Paul
Goble
Staunton, February 22 – As elsewhere
in the Russian Federation, people are leaving rural areas in the North Caucasus
and adjoining areas, leaving villages deserted or half-deserted, undercutting
prospects for agricultural growth, and changing the security situation in many
places. Indeed, in many of these places, the only things that remain are cemeteries.
In an article on Kavpolit.com today,
Nikolay Kucherov reports that there are now 171 dead villages in the North
Caucasus Federal district and 80 more in which there are ten or fewer residents
and that in the neighboring South Russian Federal District, the corresponding
figures are 140 and 270 (kavpolit.com/articles/poslednie_iz_mogikan-14311/).
The journalist says he decided to
visit “one of the last of the Mohicans,” his term for those who remain in the
half-forgotten and almost-completely-deserted villages in the southern section
of Krasnodar kray, even though he had been warned that there were no roads,
even though they continue to be shown on most maps.

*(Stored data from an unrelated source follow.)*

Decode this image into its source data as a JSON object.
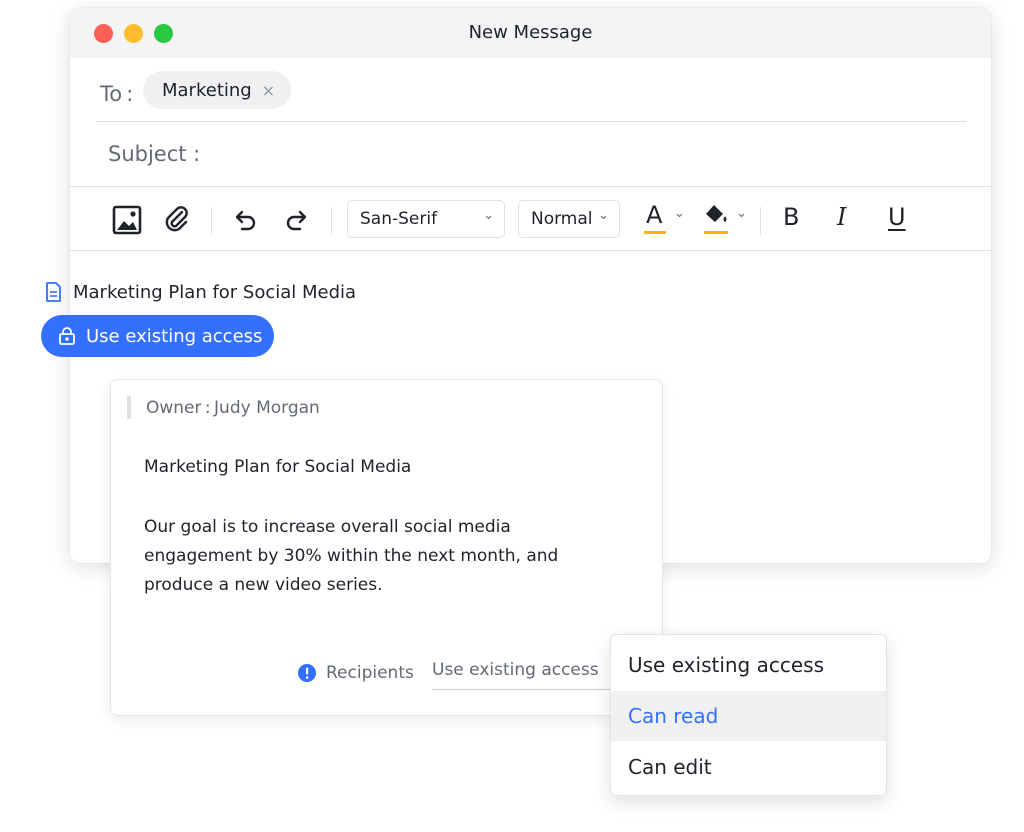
{
  "window": {
    "title": "New Message"
  },
  "to": {
    "label": "To :",
    "recipient": "Marketing",
    "remove_glyph": "×"
  },
  "subject": {
    "label": "Subject :"
  },
  "toolbar": {
    "font_family": "San-Serif",
    "font_size": "Normal",
    "text_color_glyph": "A",
    "bold": "B",
    "italic": "I",
    "underline": "U",
    "accent": "#f5b400"
  },
  "attachment": {
    "doc_title": "Marketing Plan for Social Media",
    "access_button": "Use existing access"
  },
  "card": {
    "owner": "Owner : Judy Morgan",
    "title": "Marketing Plan for Social Media",
    "body": "Our goal is to increase overall social media engagement by 30% within the next month, and produce a new video series.",
    "recipients_label": "Recipients",
    "recipients_value": "Use existing access"
  },
  "access_menu": {
    "options": [
      "Use existing access",
      "Can read",
      "Can edit"
    ],
    "highlighted": "Can read"
  },
  "colors": {
    "primary": "#3370ff",
    "chip_bg": "#eff0f1"
  }
}
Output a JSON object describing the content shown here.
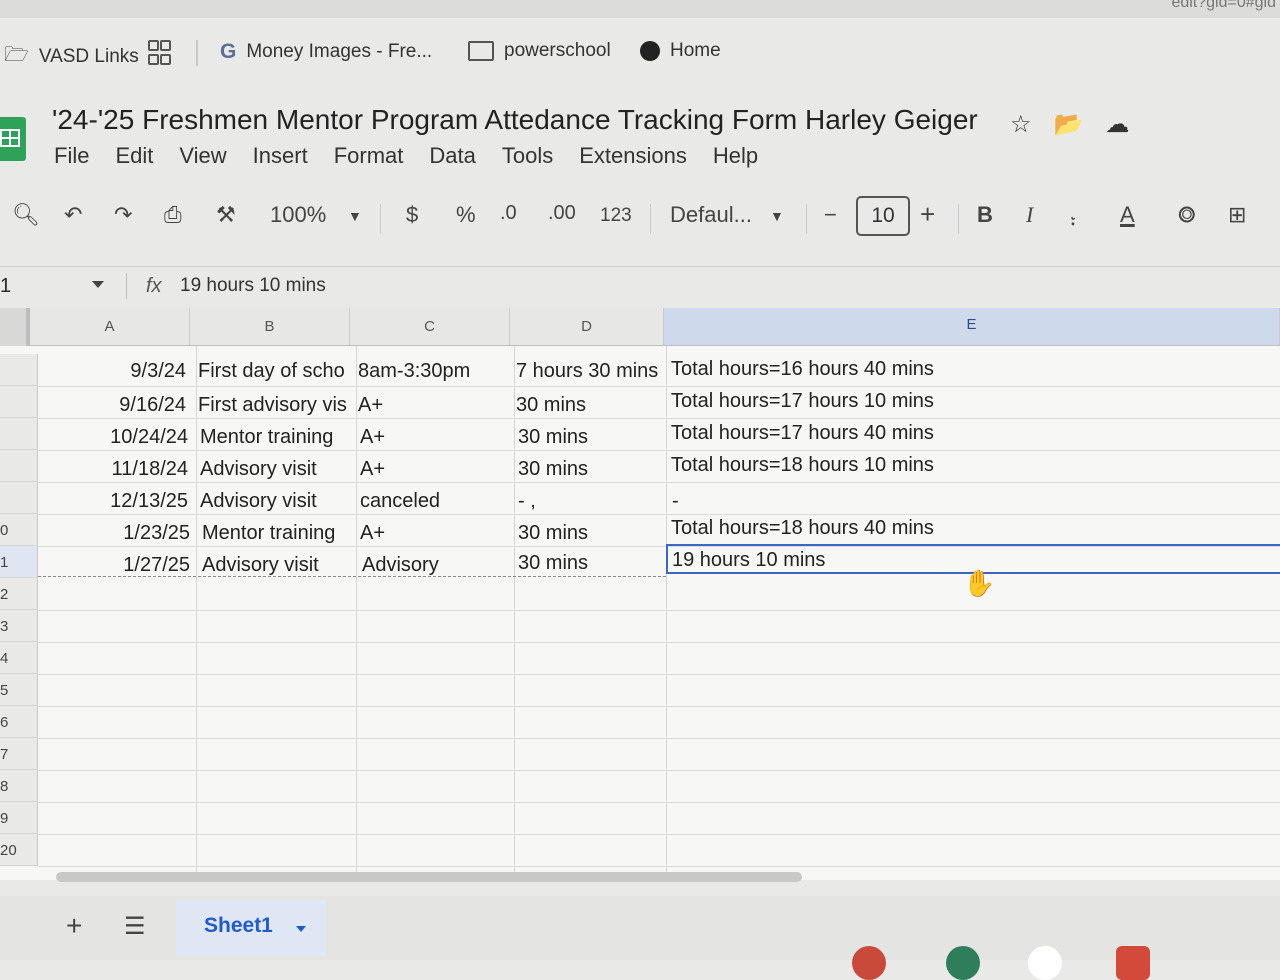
{
  "browser": {
    "url_fragment": "edit?gid=0#gid",
    "bookmarks": [
      {
        "label": "VASD Links",
        "icon": "shared-folder-icon"
      },
      {
        "label": "",
        "icon": "apps-grid-icon"
      },
      {
        "label": "Money Images - Fre...",
        "icon": "google-g-icon"
      },
      {
        "label": "powerschool",
        "icon": "folder-icon"
      },
      {
        "label": "Home",
        "icon": "globe-icon"
      }
    ]
  },
  "document": {
    "title": "'24-'25 Freshmen Mentor Program Attedance Tracking Form Harley Geiger",
    "menu": [
      "File",
      "Edit",
      "View",
      "Insert",
      "Format",
      "Data",
      "Tools",
      "Extensions",
      "Help"
    ]
  },
  "toolbar": {
    "zoom": "100%",
    "currency": "$",
    "percent": "%",
    "decrease_decimal": ".0",
    "increase_decimal": ".00",
    "number_format": "123",
    "font": "Defaul...",
    "font_size": "10",
    "minus": "−",
    "plus": "+",
    "bold": "B",
    "italic": "I",
    "text_color": "A"
  },
  "formula_bar": {
    "cell_ref": "1",
    "fx": "fx",
    "value": "19 hours 10 mins"
  },
  "grid": {
    "columns": [
      "A",
      "B",
      "C",
      "D",
      "E"
    ],
    "row_numbers": [
      "",
      "",
      "",
      "",
      "",
      "0",
      "1",
      "2",
      "3",
      "4",
      "5",
      "6",
      "7",
      "8",
      "9",
      "20"
    ],
    "rows": [
      {
        "a": "9/3/24",
        "b": "First day of scho",
        "c": "8am-3:30pm",
        "d": "7 hours 30 mins",
        "e": "Total hours=16 hours 40 mins"
      },
      {
        "a": "9/16/24",
        "b": "First advisory vis",
        "c": "A+",
        "d": "30 mins",
        "e": "Total hours=17 hours 10 mins"
      },
      {
        "a": "10/24/24",
        "b": "Mentor training",
        "c": "A+",
        "d": "30 mins",
        "e": "Total hours=17 hours 40 mins"
      },
      {
        "a": "11/18/24",
        "b": "Advisory visit",
        "c": "A+",
        "d": "30 mins",
        "e": "Total hours=18 hours 10 mins"
      },
      {
        "a": "12/13/25",
        "b": "Advisory visit",
        "c": "canceled",
        "d": "- ,",
        "e": "-"
      },
      {
        "a": "1/23/25",
        "b": "Mentor training",
        "c": "A+",
        "d": "30 mins",
        "e": "Total hours=18 hours 40 mins"
      },
      {
        "a": "1/27/25",
        "b": "Advisory visit",
        "c": "Advisory",
        "d": "30 mins",
        "e": "19 hours 10 mins"
      }
    ]
  },
  "sheets": {
    "add": "+",
    "tabs": [
      {
        "label": "Sheet1"
      }
    ]
  },
  "colors": {
    "selection_border": "#3b67c4",
    "selected_header": "#cfd9ec",
    "sheets_green": "#2fa25a",
    "active_tab_text": "#1f5ad1"
  }
}
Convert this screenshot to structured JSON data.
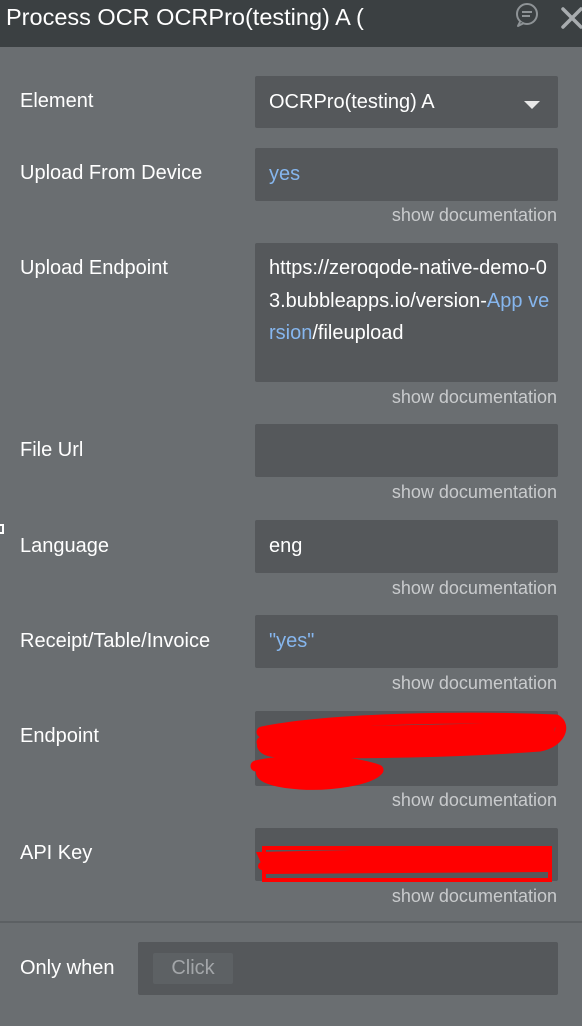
{
  "header": {
    "title": "Process OCR OCRPro(testing) A ("
  },
  "icons": {
    "comment": "comment-icon",
    "close": "close-icon",
    "caret": "chevron-down-icon"
  },
  "fields": {
    "element": {
      "label": "Element",
      "value": "OCRPro(testing) A"
    },
    "upload_from_device": {
      "label": "Upload From Device",
      "value": "yes"
    },
    "upload_endpoint": {
      "label": "Upload Endpoint",
      "value_prefix": "https://zeroqode-native-demo-03.bubbleapps.io/version-",
      "value_dynamic": "App version",
      "value_suffix": "/fileupload"
    },
    "file_url": {
      "label": "File Url",
      "value": ""
    },
    "language": {
      "label": "Language",
      "value": "eng"
    },
    "receipt": {
      "label": "Receipt/Table/Invoice",
      "value": "\"yes\""
    },
    "endpoint": {
      "label": "Endpoint",
      "value": ""
    },
    "api_key": {
      "label": "API Key",
      "value": ""
    }
  },
  "documentation_link": "show documentation",
  "condition": {
    "label": "Only when",
    "button_label": "Click"
  },
  "colors": {
    "panel_bg": "#6a6e71",
    "titlebar_bg": "#3b4042",
    "field_bg": "#55585b",
    "dynamic_value": "#86b6ee",
    "redaction": "#ff0000"
  }
}
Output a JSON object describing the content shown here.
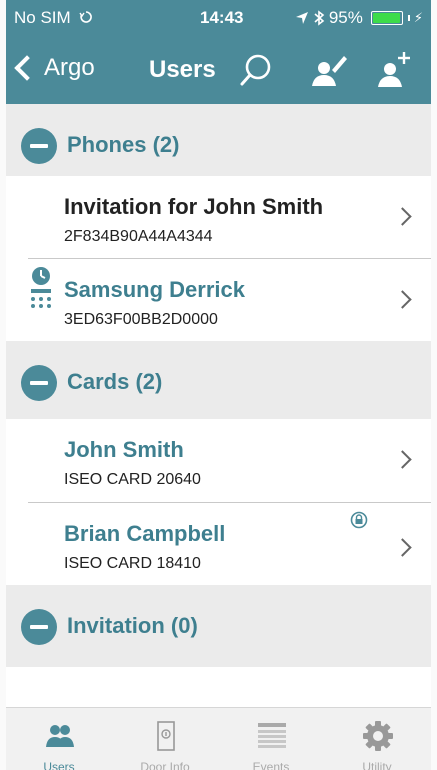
{
  "status_bar": {
    "carrier": "No SIM",
    "time": "14:43",
    "battery": "95%",
    "battery_level": 0.95
  },
  "nav": {
    "back_label": "Argo",
    "title": "Users",
    "icons": [
      "search-icon",
      "edit-user-icon",
      "add-user-icon"
    ]
  },
  "sections": {
    "phones": {
      "title": "Phones (2)",
      "rows": [
        {
          "name": "Invitation for John Smith",
          "id": "2F834B90A44A4344"
        },
        {
          "name": "Samsung Derrick",
          "id": "3ED63F00BB2D0000",
          "icon": "clock-keypad-icon"
        }
      ]
    },
    "cards": {
      "title": "Cards (2)",
      "rows": [
        {
          "name": "John Smith",
          "id": "ISEO CARD 20640"
        },
        {
          "name": "Brian Campbell",
          "id": "ISEO CARD 18410",
          "icon": "lock-icon"
        }
      ]
    },
    "invitation": {
      "title": "Invitation (0)"
    }
  },
  "tab_bar": {
    "tabs": [
      {
        "label": "Users",
        "icon": "users-icon",
        "active": true
      },
      {
        "label": "Door Info",
        "icon": "door-icon"
      },
      {
        "label": "Events",
        "icon": "events-list-icon"
      },
      {
        "label": "Utility",
        "icon": "gear-icon"
      }
    ]
  },
  "colors": {
    "accent": "#4b8a99",
    "section_bg": "#ebebeb",
    "teal_text": "#3e7f8f"
  }
}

Together with a group of archivist
enthusiasts, Kucherov went by paved road, then dirt road and finally a barely
marked track to the Udovno-Porkovsky village, which no longer has electricity
or water because people earlier stole and sold the metal, and which does not have Internet access either.
What
it does have, he discovered, are a large number of ruined buildings where
almost no one lives anymore but where those who do remain committed to the
agricultural life they have practiced and continue to practice despite all the
difficulties, including cattle rustlers and other thieves, and provides milk
and other products to urban areas.
Thirty
years ago, there were 500 people there, a collective farm, two schools, and an
entire community. Now, there is a handful, and many of them clearly fear that
in the future there will be “nothing except a cemetery,” Kucherov says.
The
Russian village, only three kilometers from the border with
Karachayevo-Cherkessia, has always had good relations with its neighbors there,
helping them out when needed and being helped out in return. But those with that kind of experience of
cooperation are disappearing along with the village.
One
remaining resident acknowledged that “now a different generation has come” and
does not remember such things.
Veterinarians
still come to the village, residents say. But when asked what is the most
difficult thing in their lives, one of them responded “roads” – or more
precisely the lack of the integuments which would link them to the cities and
to the rest of the world and which could save their way of life.